You’d hope this was an obvious one but it is so common. Verbal abuse is any type of put-downs, name calling, or yelling. It can start with jokes but can lead to criticisms and abuse. As a child of God, you are made for more than to be yelled at, cussed at, and called names or threatened. Healthy relationships require mutual respect without exceptions and require that when problems and conflict do arise that you both know how to handle conflict appropriately
Getting Out of a Toxic Relationship
These red flags are serious signs that a relationship is toxic. If you are reading this article and checking off boxes then it’s important to understand that these are real red flags of abuse in relationships. If you or someone you know is experiencing these things then this moment is a chance to get help. It is important to break the silence. Here are a few steps to take to get out of a toxic relationship.
- Talk to your parents, friends, Youth Minister, or priest
- Seek out examples of healthy relationships around you – turn to Scripture and the Saints for models of love
- Build a foundation of support with people who care about you to break it off
- Be prepared to feel guilty and lonely when breaking it off
- Fight the denial and the temptation to justify toxic behaviors
- Be prepared to fight the urge to run back to the relationship (sadly this is super common)

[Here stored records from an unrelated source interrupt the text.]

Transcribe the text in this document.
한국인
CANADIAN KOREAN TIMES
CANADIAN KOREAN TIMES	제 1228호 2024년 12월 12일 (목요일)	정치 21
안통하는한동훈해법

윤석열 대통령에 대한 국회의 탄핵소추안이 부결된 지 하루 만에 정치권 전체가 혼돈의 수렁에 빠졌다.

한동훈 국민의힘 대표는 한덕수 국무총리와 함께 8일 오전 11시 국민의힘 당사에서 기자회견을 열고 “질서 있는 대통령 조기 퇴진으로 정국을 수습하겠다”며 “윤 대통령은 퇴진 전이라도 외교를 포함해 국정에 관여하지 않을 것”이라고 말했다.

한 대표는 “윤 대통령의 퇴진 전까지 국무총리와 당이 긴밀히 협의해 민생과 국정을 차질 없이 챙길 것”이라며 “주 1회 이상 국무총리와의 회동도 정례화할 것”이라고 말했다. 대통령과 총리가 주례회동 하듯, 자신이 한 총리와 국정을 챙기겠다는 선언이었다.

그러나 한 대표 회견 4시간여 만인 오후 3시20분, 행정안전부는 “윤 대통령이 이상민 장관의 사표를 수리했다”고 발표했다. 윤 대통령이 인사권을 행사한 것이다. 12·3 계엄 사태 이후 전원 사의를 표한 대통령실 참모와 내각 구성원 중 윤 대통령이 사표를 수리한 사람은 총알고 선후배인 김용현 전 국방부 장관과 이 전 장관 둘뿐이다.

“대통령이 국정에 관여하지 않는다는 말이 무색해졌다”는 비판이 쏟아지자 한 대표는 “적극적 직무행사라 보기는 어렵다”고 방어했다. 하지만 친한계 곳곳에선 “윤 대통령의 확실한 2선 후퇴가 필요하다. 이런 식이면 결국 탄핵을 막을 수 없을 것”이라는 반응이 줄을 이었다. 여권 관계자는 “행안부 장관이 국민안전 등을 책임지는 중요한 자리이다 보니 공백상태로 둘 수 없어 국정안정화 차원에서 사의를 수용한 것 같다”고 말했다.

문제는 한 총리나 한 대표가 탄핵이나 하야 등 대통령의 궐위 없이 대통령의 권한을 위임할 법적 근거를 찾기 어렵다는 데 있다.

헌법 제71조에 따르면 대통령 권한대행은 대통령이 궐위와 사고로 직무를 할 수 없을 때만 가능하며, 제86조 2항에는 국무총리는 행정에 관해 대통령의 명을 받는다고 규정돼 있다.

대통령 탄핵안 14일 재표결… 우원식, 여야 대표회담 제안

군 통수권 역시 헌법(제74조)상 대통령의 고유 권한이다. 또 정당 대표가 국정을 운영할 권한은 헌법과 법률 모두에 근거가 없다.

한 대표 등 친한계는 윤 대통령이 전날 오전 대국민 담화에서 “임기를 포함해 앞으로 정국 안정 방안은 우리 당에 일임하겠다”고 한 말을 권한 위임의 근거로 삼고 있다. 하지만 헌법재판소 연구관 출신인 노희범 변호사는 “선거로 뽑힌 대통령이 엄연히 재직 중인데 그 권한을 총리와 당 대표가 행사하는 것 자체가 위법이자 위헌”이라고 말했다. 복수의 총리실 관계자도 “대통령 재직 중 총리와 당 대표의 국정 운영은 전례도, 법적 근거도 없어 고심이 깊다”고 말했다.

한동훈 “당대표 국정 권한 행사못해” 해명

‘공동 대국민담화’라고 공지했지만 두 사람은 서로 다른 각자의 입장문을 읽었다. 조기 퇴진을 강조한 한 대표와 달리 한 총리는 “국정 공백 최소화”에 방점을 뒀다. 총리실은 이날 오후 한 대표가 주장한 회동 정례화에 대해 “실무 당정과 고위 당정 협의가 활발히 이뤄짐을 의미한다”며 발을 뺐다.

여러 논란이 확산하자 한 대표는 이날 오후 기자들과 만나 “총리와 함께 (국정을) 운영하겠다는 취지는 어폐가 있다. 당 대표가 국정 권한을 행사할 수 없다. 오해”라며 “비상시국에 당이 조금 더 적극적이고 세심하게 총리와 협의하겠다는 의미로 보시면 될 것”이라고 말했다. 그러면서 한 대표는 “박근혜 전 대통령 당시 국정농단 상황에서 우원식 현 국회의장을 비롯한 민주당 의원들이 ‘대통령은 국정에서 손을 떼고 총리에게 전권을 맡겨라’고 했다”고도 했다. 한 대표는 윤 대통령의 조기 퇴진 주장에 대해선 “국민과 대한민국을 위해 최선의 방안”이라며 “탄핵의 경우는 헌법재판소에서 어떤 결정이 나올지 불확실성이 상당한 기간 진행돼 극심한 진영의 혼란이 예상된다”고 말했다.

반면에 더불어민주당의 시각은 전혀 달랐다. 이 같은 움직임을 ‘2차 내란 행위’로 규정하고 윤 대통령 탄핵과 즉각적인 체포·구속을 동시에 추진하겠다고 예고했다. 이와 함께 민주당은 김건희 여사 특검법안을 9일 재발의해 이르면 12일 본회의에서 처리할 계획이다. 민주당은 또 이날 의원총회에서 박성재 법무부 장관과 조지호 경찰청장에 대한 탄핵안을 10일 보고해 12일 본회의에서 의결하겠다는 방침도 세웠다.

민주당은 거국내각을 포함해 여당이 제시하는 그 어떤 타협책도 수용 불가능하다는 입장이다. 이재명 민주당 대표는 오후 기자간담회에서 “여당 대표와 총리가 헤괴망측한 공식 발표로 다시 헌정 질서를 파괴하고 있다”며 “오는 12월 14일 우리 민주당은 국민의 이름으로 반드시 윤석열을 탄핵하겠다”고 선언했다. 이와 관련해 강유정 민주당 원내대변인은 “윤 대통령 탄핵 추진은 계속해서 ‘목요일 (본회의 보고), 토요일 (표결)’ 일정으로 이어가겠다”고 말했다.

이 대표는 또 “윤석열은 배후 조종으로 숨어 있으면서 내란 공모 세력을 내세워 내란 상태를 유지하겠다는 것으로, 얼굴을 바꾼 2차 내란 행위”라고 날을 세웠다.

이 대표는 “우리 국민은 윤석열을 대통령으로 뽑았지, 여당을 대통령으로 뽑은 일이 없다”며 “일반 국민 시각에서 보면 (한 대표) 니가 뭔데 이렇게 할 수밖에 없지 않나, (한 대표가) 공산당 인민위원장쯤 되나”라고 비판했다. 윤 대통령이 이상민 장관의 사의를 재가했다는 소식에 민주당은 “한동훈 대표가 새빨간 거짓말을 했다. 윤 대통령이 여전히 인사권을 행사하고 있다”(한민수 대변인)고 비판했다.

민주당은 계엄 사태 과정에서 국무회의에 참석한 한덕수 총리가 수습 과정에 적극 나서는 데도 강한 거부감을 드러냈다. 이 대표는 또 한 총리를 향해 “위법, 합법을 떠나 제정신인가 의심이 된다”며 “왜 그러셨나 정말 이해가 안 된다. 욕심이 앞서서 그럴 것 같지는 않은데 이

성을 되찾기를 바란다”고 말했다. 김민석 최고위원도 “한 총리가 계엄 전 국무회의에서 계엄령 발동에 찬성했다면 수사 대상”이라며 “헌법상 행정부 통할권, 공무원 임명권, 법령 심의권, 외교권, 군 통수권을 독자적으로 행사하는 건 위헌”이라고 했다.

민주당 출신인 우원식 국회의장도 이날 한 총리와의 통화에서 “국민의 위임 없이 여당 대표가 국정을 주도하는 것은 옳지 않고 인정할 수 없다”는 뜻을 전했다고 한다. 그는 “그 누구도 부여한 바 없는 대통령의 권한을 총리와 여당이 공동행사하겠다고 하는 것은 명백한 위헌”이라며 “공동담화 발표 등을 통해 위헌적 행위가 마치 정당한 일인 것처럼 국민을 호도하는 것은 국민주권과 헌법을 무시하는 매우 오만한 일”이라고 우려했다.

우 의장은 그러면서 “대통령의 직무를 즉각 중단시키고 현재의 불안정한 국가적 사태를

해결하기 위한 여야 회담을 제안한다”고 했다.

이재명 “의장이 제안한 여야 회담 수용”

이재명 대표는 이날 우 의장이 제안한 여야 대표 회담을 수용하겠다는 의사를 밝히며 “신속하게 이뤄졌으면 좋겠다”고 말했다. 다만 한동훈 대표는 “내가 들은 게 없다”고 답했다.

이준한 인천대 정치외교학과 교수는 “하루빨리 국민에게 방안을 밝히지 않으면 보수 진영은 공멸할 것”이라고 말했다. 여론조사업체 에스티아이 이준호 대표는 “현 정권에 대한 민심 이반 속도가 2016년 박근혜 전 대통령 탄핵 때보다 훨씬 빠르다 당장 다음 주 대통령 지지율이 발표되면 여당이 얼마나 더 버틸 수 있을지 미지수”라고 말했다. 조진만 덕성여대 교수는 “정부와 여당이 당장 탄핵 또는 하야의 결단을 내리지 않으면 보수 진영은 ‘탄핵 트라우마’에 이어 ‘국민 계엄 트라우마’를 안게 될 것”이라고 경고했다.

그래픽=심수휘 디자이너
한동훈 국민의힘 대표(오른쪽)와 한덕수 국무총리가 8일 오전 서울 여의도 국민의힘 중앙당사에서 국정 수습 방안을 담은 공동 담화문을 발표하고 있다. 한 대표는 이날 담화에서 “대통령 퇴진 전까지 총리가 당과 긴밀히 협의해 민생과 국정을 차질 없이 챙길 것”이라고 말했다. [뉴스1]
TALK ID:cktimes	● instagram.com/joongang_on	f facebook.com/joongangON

- Be prepared to sever ties and reaffirm healthy boundaries, again and again
- Take to prayer God’s plan for love for you and know that He is calling you for healthy, selfless love with Himself at the center.
Our Catholic faith proclaims to us our dignity as Sons and Daughters of our Heavenly Father. You are not made for toxicity, but for holiness, for peace, and for God. God calls us to speak truth and live life and love to the fullest. God will give you the grace to live as He calls us to. Ask for His grace to live a healthier, holier, and happier life and use the tools and talents He has set before you.